# Amp Installing



## Mcgin014 (Oct 6, 2011)

I went to install my amp today so that I can put my subs in. But I am running into one problem. Where is everyone going thru the firewall. I found the perfect gromet but it is behind the resovoir tank and I cant reach my hand behind it. Any help would be appreciated. I dont really want to start drilling thru metal either. Thanks


----------



## JdmHonda'lude (Jul 19, 2011)

Use a coat hanger and tape your wire really tight to it, and run it through the hole of your choice.


----------



## 4piecekit (Mar 17, 2011)

Yea getting the power wire through that grommet was the hardest thing about my install. It's right over the brake pedal if I remember right. It comes out right behind the reservoir in the engine compartment. Like Jdm said, use a coat hanger and tape it on there really tight. I used some small screwdrivers to get the hole started and kept trying larger diameter screw drivers until i got a hole big enough. 

Take a look at this thread, it starts off talking about lighting but quickly turns into an amp installation thread with pics.

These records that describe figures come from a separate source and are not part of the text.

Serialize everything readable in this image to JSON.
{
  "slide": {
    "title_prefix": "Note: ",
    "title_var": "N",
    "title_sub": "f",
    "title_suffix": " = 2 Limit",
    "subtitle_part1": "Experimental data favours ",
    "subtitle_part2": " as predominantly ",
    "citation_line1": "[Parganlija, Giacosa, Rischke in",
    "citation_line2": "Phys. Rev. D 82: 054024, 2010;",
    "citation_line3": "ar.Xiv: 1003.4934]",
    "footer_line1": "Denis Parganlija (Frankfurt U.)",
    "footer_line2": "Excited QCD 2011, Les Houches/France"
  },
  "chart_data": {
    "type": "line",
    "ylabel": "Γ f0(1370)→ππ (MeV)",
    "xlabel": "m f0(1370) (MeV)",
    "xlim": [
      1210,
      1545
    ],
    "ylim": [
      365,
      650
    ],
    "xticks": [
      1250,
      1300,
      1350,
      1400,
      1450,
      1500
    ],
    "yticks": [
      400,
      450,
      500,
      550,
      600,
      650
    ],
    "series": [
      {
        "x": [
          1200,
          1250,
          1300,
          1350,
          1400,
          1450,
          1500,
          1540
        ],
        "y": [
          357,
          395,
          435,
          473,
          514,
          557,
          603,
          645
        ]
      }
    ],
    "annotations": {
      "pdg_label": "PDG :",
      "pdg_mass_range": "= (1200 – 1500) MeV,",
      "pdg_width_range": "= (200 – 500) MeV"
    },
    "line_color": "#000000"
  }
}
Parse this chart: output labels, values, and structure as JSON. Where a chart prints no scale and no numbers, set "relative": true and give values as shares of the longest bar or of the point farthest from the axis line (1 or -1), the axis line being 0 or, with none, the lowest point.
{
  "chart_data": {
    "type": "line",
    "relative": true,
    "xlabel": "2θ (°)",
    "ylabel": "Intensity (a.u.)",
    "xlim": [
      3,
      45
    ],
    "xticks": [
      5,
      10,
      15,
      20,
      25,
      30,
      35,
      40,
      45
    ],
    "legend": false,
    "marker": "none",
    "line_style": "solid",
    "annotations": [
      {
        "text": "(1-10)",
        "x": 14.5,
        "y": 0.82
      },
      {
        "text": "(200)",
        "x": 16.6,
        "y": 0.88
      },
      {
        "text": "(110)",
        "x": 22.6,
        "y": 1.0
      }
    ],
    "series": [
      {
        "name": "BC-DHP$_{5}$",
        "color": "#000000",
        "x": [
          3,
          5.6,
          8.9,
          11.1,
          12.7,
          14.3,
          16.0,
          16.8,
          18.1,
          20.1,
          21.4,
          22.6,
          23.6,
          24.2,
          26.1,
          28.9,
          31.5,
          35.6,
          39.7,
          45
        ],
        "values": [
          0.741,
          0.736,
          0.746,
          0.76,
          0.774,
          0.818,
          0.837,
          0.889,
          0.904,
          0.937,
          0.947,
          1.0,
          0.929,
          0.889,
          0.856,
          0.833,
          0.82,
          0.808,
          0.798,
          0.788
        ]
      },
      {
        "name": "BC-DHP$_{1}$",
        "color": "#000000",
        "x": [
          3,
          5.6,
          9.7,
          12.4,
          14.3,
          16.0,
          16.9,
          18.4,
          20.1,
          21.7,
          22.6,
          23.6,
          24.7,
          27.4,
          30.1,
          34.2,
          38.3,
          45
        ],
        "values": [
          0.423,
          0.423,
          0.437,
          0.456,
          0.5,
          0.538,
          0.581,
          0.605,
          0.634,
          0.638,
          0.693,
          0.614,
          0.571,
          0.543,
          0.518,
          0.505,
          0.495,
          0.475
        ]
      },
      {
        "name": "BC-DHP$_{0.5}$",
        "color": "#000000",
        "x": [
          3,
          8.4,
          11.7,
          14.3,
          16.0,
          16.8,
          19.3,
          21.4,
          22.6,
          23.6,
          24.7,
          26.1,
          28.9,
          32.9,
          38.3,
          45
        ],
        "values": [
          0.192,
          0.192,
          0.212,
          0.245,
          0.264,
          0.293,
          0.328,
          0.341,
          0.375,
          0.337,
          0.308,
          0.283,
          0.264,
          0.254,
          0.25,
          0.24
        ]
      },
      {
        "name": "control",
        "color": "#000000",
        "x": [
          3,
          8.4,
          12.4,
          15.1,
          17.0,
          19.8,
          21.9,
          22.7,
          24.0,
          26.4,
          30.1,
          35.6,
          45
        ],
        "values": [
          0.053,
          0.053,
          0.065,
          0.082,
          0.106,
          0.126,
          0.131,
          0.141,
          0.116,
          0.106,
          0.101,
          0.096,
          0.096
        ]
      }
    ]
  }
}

http://www.cruzetalk.com/forum/11-appearance-body/989-my-new-interior-lighting.html?highlight=itsbmw


----------



## Keyzbum (Sep 11, 2011)

Mcgin014 said:


> I went to install my amp today so that I can put my subs in. But I am running into one problem. Where is everyone going thru the firewall. I found the perfect gromet but it is behind the resovoir tank and I cant reach my hand behind it. Any help would be appreciated. I dont really want to start drilling thru metal either. Thanks


that resovoir tank moves out of the way nice and easy , gives plenty of room to run wires threw firewall gromet ...


----------



## Jaycruze (Jul 11, 2011)

The tank has a little bit of "give" if you push on it when reaching in, It is a bitch though. I had a hard time with my skinny arms.. Maybe get your son or someone with skinny arms to grab it for you hehe.​


----------



## Mcgin014 (Oct 6, 2011)

Thanks I'm going to start the install this weekend. How much play does the bottle have, on my truck I just used a razor blade to cut a small slit to fit the wire thru.


----------



## Jaycruze (Jul 11, 2011)

Mcgin014 said:


> Thanks I'm going to start the install this weekend. How much play does the bottle have, on my truck I just used a razor blade to cut a small slit to fit the wire thru.


 
The tank doesn't have very much play so if you have big arms you might want to try something else. I had to use a razor to start the hole as well.


----------



## 1990tsi (Apr 29, 2011)

the tank comes out in under 30 seconds and can be flipped upside down in the middle of the engine bay giving you more room than you need.


----------